Is every subset of $\mathbb{Q}$ order-isomorphic to a closed subset of $\mathbb{Q}$?

Question

This question was inspired by a question about countable subsets of the real line, in which the countable sets were compared to countable linear orders. It occurred to me that every such subset I could think of appeared to be order-isomorphic to a subset of $\mathbb{Q}$ that is closed in $\mathbb{Q}$.

I've come up with a rough idea for a proof, but I'm not certain it will actually work. I'm curious if there is an easy/standard proof or counterexample to the question:

Is every subset $S \subset \mathbb{Q}$ order-isomorphic to a subset $C \subset \mathbb{Q}$ such that $C$ is closed as a subspace of $\mathbb{Q}$?

I'll share my rough idea for a proof: We identify points in $\bar{S} - S$ in $\mathbb{Q}$ as limit points of $S$ in $\mathbb{R}$, which lie in $\mathbb{Q}$ but not $S$. Clearly $S$ must be countable, so we can enumerate these points, and we attempt to "remove" them one by one, by performing order-preserving operations that "move these points" to irrational numbers.

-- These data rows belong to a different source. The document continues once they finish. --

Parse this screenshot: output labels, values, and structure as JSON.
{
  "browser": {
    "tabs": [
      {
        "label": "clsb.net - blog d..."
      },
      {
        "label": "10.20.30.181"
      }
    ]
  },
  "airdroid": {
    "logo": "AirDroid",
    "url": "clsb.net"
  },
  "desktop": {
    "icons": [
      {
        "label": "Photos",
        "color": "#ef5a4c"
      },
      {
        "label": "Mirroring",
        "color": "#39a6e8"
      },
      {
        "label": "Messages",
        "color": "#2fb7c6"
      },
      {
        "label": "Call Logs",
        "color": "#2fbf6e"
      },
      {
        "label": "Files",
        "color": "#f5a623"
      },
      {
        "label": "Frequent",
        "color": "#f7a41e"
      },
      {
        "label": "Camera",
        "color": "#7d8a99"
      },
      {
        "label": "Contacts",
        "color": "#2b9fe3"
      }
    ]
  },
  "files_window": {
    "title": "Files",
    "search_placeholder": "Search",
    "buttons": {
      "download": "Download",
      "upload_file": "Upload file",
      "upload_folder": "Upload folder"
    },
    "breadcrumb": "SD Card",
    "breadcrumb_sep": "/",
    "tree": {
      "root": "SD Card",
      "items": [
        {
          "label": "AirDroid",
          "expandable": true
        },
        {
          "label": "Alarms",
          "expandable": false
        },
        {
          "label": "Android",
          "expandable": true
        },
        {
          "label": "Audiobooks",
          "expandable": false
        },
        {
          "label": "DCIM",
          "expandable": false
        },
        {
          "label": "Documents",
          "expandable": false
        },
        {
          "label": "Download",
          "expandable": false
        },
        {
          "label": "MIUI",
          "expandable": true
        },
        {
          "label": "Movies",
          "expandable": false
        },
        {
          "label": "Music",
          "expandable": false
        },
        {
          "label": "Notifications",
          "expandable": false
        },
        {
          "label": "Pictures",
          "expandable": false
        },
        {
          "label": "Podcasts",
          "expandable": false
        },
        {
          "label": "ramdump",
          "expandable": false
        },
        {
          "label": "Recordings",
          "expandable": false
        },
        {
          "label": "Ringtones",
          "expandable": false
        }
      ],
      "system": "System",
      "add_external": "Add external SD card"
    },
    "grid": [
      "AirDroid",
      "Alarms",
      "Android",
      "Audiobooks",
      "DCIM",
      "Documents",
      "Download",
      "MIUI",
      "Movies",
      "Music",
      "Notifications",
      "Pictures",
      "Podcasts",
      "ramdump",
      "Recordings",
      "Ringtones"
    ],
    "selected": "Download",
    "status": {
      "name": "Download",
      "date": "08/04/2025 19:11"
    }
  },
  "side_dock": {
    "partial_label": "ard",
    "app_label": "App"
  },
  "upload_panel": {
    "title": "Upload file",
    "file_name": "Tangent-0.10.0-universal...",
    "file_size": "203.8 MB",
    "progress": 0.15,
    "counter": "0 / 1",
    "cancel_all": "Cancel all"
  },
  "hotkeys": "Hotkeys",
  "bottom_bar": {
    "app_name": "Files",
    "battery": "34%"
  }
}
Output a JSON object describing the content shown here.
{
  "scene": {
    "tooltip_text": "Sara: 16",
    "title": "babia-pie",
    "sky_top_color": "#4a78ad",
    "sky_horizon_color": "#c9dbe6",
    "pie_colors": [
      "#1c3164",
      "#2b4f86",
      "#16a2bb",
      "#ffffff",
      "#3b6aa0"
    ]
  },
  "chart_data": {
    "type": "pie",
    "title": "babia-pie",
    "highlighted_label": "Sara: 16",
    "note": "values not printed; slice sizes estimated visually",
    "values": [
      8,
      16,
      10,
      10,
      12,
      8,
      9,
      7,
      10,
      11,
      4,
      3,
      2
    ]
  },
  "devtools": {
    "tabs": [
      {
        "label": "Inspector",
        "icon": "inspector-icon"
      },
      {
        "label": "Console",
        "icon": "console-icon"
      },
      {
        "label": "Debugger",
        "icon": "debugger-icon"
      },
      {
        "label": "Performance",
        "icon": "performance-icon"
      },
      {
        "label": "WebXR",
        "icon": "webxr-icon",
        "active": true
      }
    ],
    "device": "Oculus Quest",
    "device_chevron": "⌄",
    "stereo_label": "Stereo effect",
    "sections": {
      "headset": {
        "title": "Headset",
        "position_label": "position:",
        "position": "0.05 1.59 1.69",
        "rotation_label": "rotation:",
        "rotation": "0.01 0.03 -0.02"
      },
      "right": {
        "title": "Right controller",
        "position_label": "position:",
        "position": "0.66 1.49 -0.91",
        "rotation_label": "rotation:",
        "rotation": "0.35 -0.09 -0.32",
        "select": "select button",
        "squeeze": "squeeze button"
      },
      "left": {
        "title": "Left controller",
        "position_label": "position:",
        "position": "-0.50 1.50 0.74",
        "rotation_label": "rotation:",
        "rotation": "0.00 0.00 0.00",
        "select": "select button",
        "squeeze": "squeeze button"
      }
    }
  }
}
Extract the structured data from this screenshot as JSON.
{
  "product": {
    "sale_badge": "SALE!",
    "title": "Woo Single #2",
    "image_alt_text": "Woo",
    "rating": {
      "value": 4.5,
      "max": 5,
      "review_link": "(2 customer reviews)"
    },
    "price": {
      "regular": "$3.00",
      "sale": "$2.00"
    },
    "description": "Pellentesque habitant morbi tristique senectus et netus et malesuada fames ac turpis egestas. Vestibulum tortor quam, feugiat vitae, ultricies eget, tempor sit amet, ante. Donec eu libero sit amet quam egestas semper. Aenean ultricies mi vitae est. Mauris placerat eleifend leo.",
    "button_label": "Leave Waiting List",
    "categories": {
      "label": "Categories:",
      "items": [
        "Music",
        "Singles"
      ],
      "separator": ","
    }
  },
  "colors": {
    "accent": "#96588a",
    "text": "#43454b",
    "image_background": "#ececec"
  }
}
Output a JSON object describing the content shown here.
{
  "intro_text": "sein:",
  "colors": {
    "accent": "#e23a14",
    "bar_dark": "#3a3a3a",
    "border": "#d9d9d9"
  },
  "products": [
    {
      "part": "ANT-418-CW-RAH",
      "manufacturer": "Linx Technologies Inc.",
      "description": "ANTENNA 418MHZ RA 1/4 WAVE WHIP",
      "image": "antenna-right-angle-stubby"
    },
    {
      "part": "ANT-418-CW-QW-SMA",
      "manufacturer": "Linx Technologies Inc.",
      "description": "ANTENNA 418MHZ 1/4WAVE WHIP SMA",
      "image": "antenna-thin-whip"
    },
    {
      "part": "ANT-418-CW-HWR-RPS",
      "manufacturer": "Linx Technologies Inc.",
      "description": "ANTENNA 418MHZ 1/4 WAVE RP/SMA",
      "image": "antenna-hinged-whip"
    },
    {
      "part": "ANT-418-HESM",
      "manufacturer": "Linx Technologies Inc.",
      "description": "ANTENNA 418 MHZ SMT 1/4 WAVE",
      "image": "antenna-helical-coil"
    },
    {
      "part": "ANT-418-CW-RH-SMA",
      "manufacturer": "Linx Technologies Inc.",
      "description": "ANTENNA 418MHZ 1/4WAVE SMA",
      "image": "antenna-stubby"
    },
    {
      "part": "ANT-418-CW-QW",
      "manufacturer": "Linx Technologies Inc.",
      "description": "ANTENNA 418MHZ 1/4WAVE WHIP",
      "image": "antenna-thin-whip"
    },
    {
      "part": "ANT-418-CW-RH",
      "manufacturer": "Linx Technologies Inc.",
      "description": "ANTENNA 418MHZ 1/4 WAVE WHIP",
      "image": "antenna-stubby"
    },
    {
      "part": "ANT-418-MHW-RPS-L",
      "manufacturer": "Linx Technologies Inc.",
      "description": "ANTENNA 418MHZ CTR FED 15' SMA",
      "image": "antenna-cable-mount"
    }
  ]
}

For each such point we translate $S$ in a possibly-piecewise fashion so that the sequences approaching this point of discontinuity approach an irrational number instead, then doing some kind of additional operations to get the rest of the points back in $\mathbb{Q}$. But it's not clear if we can do this in a way that gives us a "limit function" that is well-defined on $S$, nor if this approach can be done in a way that's "stable" enough that we can remove each bad point without creating new ones.

Edit: Wait a minute, instead of worrying about irrational numbers, can I just replace the $n^{\text{th}}$ element of $\bar{S} - S$ with an interval of size $\frac{1}{2^n}$ by adding $\frac{1}{2^n}$ to everything bigger than it? Addendum to edit: No I can't, two reasons why are provided in the comments. I'm not sure what I was thinking there.

Answer 1

One way is the following. You have that $(\mathbb{Q}\times\mathbb{Q},<_{lex})$ is order isomorphic to $\mathbb{Q}$ with the standard order by Cantor's theorem. Given $S\subseteq\mathbb{Q}$ then we can embed it into $\mathbb{Q}\times\mathbb{Q}$ via the map $s\mapsto (s,0)$. We have that $S\times\{0\}$ will be closed in $\mathbb{Q}\times \mathbb{Q}$, since any $(a,b)\notin S\times \{0\}$ either $a\notin S$ and $a\times\mathbb{Q}$ will be an open neighborhood of $(a,b)$ disjoint from $S\times\{0\}$, or $b\neq 0$ and $((a,b-\epsilon),(a,b+\epsilon))$ will be an open neighborhood of $(a,b)$ disjoint from $S\times\{0\}$. Of course $S$ and $S\times\{0\}$ are order isomorphic. Let $f:\mathbb{Q}\times\mathbb{Q}\rightarrow \mathbb{Q}$ be an order isomorphism, it will also be a homeomorphism. So $f(S\times\{0\})$ will be the desired set.

Edit: I will add a quick sketch as to why order isomorphisms are homeomorphisms. Let $L$ and $P$ be linear orders and $f:L\rightarrow P$ be an order isomorphims. For all $p,q\in P$ we such that $p<_P q$ we have that $(f^{-1}(p),f^{-1}(q))=f^{-1}((p,q)_{<_P})$. That is, the preimage of of a basic open set of $P$ is a basic open set of $L$, so $f$ is continuous. Similarly $a,b\in L$ such that $a<_L b$ we have that $f((a,b))_{<_L}=(f(a),f(b))_{<_P}$. That is, we have that the image of a basic open set of $L$ is a basic open set of $P$, so $f$ is open. $f$ is bijective since it is an order isomorphism, so $f$ will be a homeomorphism.